Les idées de la Pléiade

Les textes où s’exprime l’essentiel des idées de la Pléiade sont la Défense et illustration de la langue française (1549) de du Bellay et la seconde préface de l’Olive (1550), que viennent compléter l’Abrégé de l’Art poétique (1565) de Ronsard et les préfaces de la Franciade (1572).

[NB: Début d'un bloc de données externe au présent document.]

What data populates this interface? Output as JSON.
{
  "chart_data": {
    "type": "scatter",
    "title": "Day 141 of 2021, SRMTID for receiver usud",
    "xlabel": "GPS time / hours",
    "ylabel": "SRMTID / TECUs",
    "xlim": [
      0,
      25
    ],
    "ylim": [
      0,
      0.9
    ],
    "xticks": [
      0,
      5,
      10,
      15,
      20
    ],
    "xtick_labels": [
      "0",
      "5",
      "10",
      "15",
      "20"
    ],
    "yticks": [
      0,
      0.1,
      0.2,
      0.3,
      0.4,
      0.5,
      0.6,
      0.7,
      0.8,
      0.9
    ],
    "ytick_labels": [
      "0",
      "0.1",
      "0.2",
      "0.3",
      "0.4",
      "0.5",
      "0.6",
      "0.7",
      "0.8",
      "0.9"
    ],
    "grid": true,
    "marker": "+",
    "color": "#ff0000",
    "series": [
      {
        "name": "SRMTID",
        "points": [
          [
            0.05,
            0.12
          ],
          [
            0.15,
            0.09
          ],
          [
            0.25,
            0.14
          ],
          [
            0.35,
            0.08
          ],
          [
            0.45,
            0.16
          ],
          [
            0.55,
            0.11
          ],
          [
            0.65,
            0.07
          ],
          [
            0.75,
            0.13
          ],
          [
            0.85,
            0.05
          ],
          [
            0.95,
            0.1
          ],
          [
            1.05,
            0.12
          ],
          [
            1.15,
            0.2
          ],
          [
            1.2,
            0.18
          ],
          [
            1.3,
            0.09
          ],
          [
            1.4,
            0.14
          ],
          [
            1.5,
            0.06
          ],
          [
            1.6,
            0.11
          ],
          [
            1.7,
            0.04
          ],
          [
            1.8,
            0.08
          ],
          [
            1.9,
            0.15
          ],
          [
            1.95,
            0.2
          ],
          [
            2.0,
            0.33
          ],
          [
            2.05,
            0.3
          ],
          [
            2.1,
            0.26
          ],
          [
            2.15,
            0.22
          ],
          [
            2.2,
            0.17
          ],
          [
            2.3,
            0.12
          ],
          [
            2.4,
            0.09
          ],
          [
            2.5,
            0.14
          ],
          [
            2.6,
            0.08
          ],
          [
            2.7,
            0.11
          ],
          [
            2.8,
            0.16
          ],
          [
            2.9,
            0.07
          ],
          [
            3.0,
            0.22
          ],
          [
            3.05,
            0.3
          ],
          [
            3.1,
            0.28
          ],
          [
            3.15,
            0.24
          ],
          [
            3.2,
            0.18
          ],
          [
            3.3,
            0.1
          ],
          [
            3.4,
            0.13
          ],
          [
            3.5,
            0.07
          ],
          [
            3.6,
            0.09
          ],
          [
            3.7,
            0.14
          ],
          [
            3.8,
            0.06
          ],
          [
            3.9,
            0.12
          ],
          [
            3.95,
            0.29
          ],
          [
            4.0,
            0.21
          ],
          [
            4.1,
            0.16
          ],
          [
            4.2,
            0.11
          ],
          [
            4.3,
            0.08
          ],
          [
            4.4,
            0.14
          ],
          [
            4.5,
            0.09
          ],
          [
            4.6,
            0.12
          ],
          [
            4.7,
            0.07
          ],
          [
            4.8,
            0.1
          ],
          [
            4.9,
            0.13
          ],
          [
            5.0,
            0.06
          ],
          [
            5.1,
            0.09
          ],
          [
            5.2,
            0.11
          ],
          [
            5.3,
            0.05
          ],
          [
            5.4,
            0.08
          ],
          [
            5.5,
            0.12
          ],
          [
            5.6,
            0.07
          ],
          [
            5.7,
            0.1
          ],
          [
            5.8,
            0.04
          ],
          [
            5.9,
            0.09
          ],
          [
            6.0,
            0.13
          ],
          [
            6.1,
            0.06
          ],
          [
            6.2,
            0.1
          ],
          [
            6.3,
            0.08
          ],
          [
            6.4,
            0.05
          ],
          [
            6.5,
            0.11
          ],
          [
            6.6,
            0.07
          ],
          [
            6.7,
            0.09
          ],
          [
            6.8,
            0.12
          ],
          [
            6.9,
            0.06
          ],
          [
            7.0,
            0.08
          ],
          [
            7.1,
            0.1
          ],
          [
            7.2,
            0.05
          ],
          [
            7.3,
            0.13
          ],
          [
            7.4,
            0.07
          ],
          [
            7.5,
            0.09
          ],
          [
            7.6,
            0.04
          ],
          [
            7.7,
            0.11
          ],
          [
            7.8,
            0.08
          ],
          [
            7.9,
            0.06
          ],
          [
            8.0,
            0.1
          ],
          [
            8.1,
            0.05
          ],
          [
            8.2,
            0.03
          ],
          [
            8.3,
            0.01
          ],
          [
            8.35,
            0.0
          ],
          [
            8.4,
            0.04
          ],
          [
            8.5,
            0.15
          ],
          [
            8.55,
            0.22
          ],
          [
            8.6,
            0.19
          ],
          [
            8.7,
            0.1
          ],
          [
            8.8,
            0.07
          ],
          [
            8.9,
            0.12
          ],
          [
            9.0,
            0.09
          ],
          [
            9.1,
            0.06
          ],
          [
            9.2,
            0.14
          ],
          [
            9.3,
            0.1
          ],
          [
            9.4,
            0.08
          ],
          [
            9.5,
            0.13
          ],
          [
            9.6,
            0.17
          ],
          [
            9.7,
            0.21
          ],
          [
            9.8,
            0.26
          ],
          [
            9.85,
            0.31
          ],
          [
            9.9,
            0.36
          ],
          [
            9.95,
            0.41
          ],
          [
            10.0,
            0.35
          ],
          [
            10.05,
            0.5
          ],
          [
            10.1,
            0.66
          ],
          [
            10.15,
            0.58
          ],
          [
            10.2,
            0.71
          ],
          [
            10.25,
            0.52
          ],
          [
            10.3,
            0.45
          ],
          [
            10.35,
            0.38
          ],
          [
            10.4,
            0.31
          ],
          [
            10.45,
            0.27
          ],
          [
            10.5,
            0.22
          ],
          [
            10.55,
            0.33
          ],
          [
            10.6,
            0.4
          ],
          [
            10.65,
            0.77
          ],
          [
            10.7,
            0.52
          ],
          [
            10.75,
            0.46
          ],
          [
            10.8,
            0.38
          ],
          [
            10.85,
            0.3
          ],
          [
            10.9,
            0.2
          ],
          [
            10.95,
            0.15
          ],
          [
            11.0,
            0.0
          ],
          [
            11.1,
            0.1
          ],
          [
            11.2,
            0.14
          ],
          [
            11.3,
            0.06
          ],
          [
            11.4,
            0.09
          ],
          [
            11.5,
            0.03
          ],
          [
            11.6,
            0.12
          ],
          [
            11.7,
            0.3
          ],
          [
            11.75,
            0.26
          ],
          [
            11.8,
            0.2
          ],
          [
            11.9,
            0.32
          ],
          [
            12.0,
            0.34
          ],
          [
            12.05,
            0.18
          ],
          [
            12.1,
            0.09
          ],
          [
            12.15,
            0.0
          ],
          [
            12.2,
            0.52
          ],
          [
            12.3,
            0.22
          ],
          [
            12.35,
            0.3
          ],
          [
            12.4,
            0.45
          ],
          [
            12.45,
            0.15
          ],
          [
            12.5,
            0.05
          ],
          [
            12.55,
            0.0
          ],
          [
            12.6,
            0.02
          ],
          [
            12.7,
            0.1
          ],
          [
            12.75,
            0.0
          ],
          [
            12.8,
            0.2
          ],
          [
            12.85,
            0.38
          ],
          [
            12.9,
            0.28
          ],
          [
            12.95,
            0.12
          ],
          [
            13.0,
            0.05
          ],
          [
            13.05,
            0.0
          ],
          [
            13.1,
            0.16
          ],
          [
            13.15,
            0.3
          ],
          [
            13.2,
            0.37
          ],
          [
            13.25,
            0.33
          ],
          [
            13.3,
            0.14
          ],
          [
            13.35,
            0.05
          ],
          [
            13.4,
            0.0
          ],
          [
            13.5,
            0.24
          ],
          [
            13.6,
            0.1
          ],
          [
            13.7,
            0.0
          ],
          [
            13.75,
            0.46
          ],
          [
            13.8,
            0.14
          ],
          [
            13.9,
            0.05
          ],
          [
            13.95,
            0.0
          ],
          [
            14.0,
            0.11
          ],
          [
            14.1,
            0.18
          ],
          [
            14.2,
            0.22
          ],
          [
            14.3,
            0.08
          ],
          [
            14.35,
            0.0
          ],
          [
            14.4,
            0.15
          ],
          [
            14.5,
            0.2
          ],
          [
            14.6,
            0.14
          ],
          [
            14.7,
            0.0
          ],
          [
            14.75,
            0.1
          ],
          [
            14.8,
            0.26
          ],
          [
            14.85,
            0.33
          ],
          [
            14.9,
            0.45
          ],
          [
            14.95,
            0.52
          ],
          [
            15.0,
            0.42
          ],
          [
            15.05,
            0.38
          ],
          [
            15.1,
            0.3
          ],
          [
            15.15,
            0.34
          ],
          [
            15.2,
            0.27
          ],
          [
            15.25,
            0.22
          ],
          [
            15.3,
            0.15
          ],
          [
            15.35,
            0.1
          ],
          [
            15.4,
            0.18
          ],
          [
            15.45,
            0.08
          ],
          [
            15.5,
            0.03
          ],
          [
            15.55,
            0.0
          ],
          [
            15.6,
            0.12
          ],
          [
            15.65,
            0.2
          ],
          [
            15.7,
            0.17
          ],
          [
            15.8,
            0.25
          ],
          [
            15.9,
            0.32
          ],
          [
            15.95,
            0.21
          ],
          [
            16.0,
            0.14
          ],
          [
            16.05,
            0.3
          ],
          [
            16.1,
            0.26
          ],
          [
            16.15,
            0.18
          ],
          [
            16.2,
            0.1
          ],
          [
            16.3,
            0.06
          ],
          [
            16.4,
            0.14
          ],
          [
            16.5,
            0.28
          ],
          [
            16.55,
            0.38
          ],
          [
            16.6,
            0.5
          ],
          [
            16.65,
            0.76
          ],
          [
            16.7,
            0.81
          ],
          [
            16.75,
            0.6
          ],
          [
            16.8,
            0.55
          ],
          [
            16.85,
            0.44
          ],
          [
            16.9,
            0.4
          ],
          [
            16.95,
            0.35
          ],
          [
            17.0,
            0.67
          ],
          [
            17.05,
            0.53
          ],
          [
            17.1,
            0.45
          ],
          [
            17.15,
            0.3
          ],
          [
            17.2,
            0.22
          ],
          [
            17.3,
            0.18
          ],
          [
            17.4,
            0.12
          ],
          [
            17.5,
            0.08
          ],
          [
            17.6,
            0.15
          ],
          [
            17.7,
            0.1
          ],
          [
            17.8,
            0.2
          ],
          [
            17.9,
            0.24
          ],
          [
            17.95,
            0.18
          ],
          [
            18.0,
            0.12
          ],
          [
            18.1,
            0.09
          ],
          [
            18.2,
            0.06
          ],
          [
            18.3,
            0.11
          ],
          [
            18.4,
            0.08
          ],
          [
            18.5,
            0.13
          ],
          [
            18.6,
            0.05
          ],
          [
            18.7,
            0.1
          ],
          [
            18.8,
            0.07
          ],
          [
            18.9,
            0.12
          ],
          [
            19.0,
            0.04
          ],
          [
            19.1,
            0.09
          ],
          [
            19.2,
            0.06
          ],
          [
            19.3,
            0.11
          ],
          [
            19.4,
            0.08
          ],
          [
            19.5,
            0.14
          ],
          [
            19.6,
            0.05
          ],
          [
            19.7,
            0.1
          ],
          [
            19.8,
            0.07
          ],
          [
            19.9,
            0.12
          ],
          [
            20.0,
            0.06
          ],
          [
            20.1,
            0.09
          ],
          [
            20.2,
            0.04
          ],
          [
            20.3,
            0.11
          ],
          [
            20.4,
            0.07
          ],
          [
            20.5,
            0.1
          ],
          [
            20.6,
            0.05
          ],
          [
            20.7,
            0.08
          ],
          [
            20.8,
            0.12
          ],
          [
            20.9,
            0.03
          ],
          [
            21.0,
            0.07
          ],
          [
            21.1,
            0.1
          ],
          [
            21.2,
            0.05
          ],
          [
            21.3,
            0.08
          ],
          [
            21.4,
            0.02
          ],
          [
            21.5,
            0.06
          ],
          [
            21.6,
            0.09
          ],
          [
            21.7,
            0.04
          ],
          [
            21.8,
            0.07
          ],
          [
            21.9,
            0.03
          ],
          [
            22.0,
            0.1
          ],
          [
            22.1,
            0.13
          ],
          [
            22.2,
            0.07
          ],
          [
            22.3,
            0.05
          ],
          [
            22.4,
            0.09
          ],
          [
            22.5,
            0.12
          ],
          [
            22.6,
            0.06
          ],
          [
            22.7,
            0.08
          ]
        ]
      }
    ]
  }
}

Du Bellay s’applique à montrer les possibilités de la langue française, qui n’est nullement « barbare », mais qui peut s’illustrer sinon par la traduction, du moins par l’imitation des Anciens (« bien suivre les vertus d’un bon auteur et quasi comme se transformer en lui ») en « les convertissant en sang et nourriture ». La poésie française doit se tourner vers un « plus haut et meilleur style », ce qui implique l’abandon des genres traditionnels de la poésie médiévale « comme rondeaux, ballades, virelais [...] et autres telles épisseries » au profit des genres pratiqués par les Anciens (épigrammes, élégies, épîtres, odes, comédie, tragédie...) ou par les Italiens (le sonnet), sans négliger l’épopée. Il faut enrichir le vocabulaire (archaïsmes, néologismes, termes techniques) et être attentif à la rime et à l’harmonie. Le style poétique se distinguera de la prose par l’usage d’un certain nombre de tours (infinitifs et adjectifs substantivés, adjectifs à valeur adverbiale...) et de figures (« métaphores, allégories, comparaisons [...] et tant d’autres figures et ornements, sans lesquels tout oraison et poème sont nus »). Le poète « doit comme mort en soi-même suer et trembler », car l’art est un labeur, et pourra ainsi parvenir à la gloire.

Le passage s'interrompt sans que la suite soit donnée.